3. Lead with Kindness and Respect - From Them Both
I was on the phone with my oldest. It was his first car accident and he didn’t know what to do so he called me. In the background I hear a woman yelling, “Your son is amazing! I hope you are proud of him.” The woman was the person he had just hit!
We were visiting my mother and my stepdad. My stepdad was confined to a wheelchair. My youngest decided it was his job to take his grand-stepdad wherever he needed to go. He did it out of respect for a man he had known since he was 9.
Being kind is hard when you are feeling under pressure when you are scared when you are worried about the team getting the work done they need to get done. But it is precisely then when kindness matters the most.
Stop for a moment and check in with the employee with cancer or the person who has taken on their work. Check-in. Ask, “How are you, today?” and then listen.
And take a moment to check out your team. It’s so easy to see when someone is not doing something right, but make a list of what they are doing right. Remember that your employee with cancer is doing the best they can under horrendous circumstances. Show them a little respect.
Why being kind and respectful is important when you have an employee with cancer.
Being kind and respectful is at the heart of everything. Many managers think being kind means you can’t be firm. Being firm IS also being kind.
Being kind and showing respect is one the simplest and easiest ways to increase trust, build engagement which increases output. It is an easy way for your employees to remember that you are all in this crisis together because you are.

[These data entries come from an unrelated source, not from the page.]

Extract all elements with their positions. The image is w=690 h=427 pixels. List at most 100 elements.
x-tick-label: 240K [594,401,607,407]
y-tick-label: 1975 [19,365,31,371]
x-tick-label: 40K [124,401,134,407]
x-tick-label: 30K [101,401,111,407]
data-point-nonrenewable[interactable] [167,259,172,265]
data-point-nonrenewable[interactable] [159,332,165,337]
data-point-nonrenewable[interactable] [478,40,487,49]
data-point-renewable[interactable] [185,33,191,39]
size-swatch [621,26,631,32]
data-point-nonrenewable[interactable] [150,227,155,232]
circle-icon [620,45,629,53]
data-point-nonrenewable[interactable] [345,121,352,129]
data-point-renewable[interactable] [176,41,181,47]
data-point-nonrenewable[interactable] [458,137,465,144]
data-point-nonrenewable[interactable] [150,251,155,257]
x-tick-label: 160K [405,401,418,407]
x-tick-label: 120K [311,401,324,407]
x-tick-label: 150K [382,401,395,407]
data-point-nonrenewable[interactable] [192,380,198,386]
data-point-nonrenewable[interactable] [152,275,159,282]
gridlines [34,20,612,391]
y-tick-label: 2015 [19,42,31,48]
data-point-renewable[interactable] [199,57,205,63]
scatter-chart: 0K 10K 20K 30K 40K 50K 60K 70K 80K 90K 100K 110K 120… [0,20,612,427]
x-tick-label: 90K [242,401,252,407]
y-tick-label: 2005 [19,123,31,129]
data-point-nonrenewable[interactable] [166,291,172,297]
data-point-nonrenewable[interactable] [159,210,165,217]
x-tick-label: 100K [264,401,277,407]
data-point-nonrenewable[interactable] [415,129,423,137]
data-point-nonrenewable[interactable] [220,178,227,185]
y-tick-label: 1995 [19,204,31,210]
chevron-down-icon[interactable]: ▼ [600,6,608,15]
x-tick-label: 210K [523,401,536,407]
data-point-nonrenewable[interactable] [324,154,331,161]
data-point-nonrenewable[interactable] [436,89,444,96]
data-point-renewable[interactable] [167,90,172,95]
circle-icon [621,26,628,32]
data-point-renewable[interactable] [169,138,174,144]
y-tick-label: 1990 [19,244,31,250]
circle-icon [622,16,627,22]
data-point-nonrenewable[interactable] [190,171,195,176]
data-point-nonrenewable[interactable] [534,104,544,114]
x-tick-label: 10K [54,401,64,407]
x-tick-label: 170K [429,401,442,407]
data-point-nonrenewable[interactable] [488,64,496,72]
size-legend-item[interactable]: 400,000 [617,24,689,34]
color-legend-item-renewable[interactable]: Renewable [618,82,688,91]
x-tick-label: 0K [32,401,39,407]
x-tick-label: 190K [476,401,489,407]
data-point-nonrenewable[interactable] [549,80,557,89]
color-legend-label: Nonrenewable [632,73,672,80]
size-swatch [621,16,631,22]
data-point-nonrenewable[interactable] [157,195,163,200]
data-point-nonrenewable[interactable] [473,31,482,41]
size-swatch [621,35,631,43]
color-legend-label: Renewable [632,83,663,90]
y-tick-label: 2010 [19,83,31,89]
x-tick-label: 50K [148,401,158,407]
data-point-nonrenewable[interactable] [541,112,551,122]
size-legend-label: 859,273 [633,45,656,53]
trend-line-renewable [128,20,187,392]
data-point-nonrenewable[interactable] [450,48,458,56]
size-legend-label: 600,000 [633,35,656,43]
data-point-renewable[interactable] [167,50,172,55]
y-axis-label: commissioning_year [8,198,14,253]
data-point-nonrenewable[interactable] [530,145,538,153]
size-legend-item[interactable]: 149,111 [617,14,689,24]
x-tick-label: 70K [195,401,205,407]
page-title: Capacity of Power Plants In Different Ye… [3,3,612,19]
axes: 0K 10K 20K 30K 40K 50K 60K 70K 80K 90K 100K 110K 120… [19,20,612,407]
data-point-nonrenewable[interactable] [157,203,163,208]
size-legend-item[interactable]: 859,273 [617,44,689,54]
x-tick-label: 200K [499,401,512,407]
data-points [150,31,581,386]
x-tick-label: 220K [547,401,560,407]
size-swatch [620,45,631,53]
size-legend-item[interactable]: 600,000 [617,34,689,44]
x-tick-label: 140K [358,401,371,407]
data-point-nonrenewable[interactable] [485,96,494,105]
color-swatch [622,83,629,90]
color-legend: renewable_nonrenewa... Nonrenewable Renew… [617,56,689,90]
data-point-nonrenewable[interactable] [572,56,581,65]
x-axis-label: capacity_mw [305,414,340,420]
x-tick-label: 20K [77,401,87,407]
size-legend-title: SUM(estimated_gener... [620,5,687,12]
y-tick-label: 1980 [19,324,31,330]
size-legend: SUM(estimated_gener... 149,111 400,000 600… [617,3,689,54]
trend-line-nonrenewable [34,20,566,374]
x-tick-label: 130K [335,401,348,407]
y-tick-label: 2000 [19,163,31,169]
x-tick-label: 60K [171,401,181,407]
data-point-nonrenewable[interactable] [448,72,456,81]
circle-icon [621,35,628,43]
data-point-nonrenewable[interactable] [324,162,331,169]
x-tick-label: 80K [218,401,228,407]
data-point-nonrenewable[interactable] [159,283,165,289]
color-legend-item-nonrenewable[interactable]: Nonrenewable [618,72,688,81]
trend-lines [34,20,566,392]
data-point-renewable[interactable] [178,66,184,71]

I knew a manager who used to schedule times to talk to his employees. Tuesday’s at 2 pm and Friday’s at 9 was when he would find an employee to connect with. His team never knew he calendared this. When crisis struck the team, there was a coming together that was beautiful to witness. They reminisce about that time fondly.
Cancer (or any health crisis) is an entanglement. It doesn’t just entangle the person with cancer, it entangles coworkers, bosses, and sometimes whole organizations. And there are varying degrees of entanglement.
Your employee’s cancer is an opportunity for you to build your leadership skills. As Martin Luther King, Jr said, “The ultimate measure of a man is not where he stands in moments of comfort and convenience, but where he stands at times of challenge and controversy.”
Cancer on your team is one of those challenging times. How will you show up?
My kids for sure have made me more patient and as they get older, I am awed by their ability to learn and synthesize information so easily.
But the deeper lessons, like the ones above, are the lessons that change how I show up in the world.
What lessons deep lessons have you learned from your kids or a young adult in your life?